The performances are uniformly excellent, and Katie Jarvis more than deserves the accolades she has received; it is simply astonishing that anyone of her age could act this well in a debut role. The minute to minute experience of watching the film is an uneasily enjoyable one. The direction is fluid, the narrative never sags, there’s a satisfying mix of roughly five parts bitter to one part sweet, and the salty dialog is often very funny. But there’s a pervasive air of foreboding, gut-wrenching tension, and the dreadful feeling that something awful is about to happen now and then culminates in some awful thing actually happening.

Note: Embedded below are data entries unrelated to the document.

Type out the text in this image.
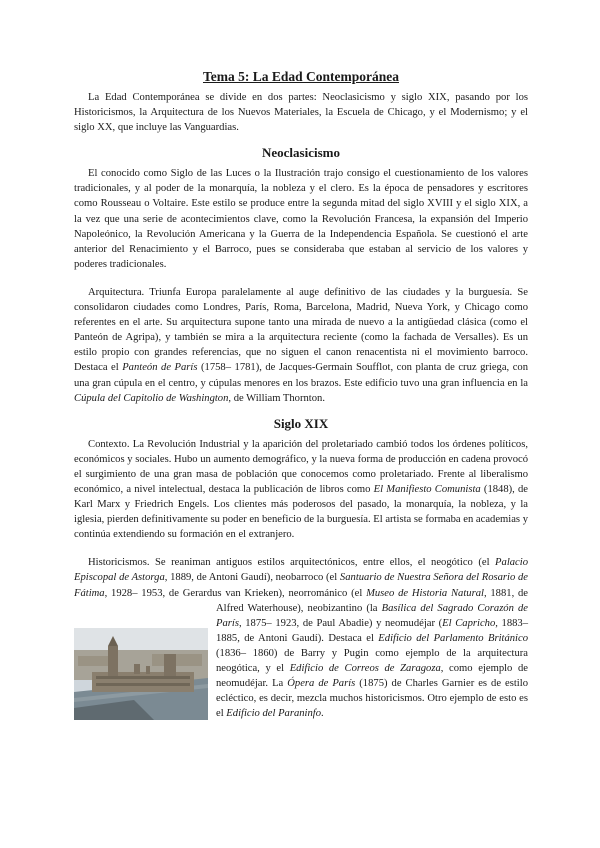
Tema 5: La Edad Contemporánea

La Edad Contemporánea se divide en dos partes: Neoclasicismo y siglo XIX, pasando por los Historicismos, la Arquitectura de los Nuevos Materiales, la Escuela de Chicago, y el Modernismo; y el siglo XX, que incluye las Vanguardias.

Neoclasicismo

El conocido como Siglo de las Luces o la Ilustración trajo consigo el cuestionamiento de los valores tradicionales, y al poder de la monarquía, la nobleza y el clero. Es la época de pensadores y escritores como Rousseau o Voltaire. Este estilo se produce entre la segunda mitad del siglo XVIII y el siglo XIX, a la vez que una serie de acontecimientos clave, como la Revolución Francesa, la expansión del Imperio Napoleónico, la Revolución Americana y la Guerra de la Independencia Española. Se cuestionó el arte anterior del Renacimiento y el Barroco, pues se consideraba que estaban al servicio de los valores y poderes tradicionales.

Arquitectura. Triunfa Europa paralelamente al auge definitivo de las ciudades y la burguesía. Se consolidaron ciudades como Londres, París, Roma, Barcelona, Madrid, Nueva York, y Chicago como referentes en el arte. Su arquitectura supone tanto una mirada de nuevo a la antigüedad clásica (como el Panteón de Agripa), y también se mira a la arquitectura reciente (como la fachada de Versalles). Es un estilo propio con grandes referencias, que no siguen el canon renacentista ni el movimiento barroco. Destaca el Panteón de París (1758– 1781), de Jacques-Germain Soufflot, con planta de cruz griega, con una gran cúpula en el centro, y cúpulas menores en los brazos. Este edificio tuvo una gran influencia en la Cúpula del Capitolio de Washington, de William Thornton.

Siglo XIX

Contexto. La Revolución Industrial y la aparición del proletariado cambió todos los órdenes políticos, económicos y sociales. Hubo un aumento demográfico, y la nueva forma de producción en cadena provocó el surgimiento de una gran masa de población que conocemos como proletariado. Frente al liberalismo económico, a nivel intelectual, destaca la publicación de libros como El Manifiesto Comunista (1848), de Karl Marx y Friedrich Engels. Los clientes más poderosos del pasado, la monarquía, la nobleza, y la iglesia, pierden definitivamente su poder en beneficio de la burguesía. El artista se formaba en academias y continúa extendiendo su formación en el extranjero.

Historicismos. Se reaniman antiguos estilos arquitectónicos, entre ellos, el neogótico (el Palacio Episcopal de Astorga, 1889, de Antoni Gaudí), neobarroco (el Santuario de Nuestra Señora del Rosario de Fátima, 1928– 1953, de Gerardus van Krieken), neorrománico (el Museo de Historia Natural, 1881, de Alfred Waterhouse), neobizantino (la
Basílica del Sagrado Corazón de París, 1875– 1923, de Paul Abadie) y neomudéjar (El Capricho, 1883– 1885, de Antoni Gaudí). Destaca el Edificio del Parlamento Británico (1836– 1860) de Barry y Pugin como ejemplo de la arquitectura neogótica, y el Edificio de Correos de Zaragoza, como ejemplo de neomudéjar. La Ópera de París (1875) de Charles Garnier es de estilo ecléctico, es decir, mezcla muchos historicismos. Otro ejemplo de esto es el Edificio del Paraninfo.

The ending isn’t quite what you could call ‘happy’; instead, it could best be described as cautiously hopeful. This is a film that’s hard to watch, but will undoubtedely prove even harder to forget. You believe in, and care about these characters, and the resulting emotional involvement is a key component of the film’s success. Despite the almost ever-present humour, a strong emotional stomach is required. But the sense of hopefulness and potential redemption the viewer is left with, spreads out from the protagonist(s) to encompass the community the film depicts, and – despite the current government’s plans to scrap the UK Film Council – this is a British film which holds out more hope for the future of British Film than any other of recent years.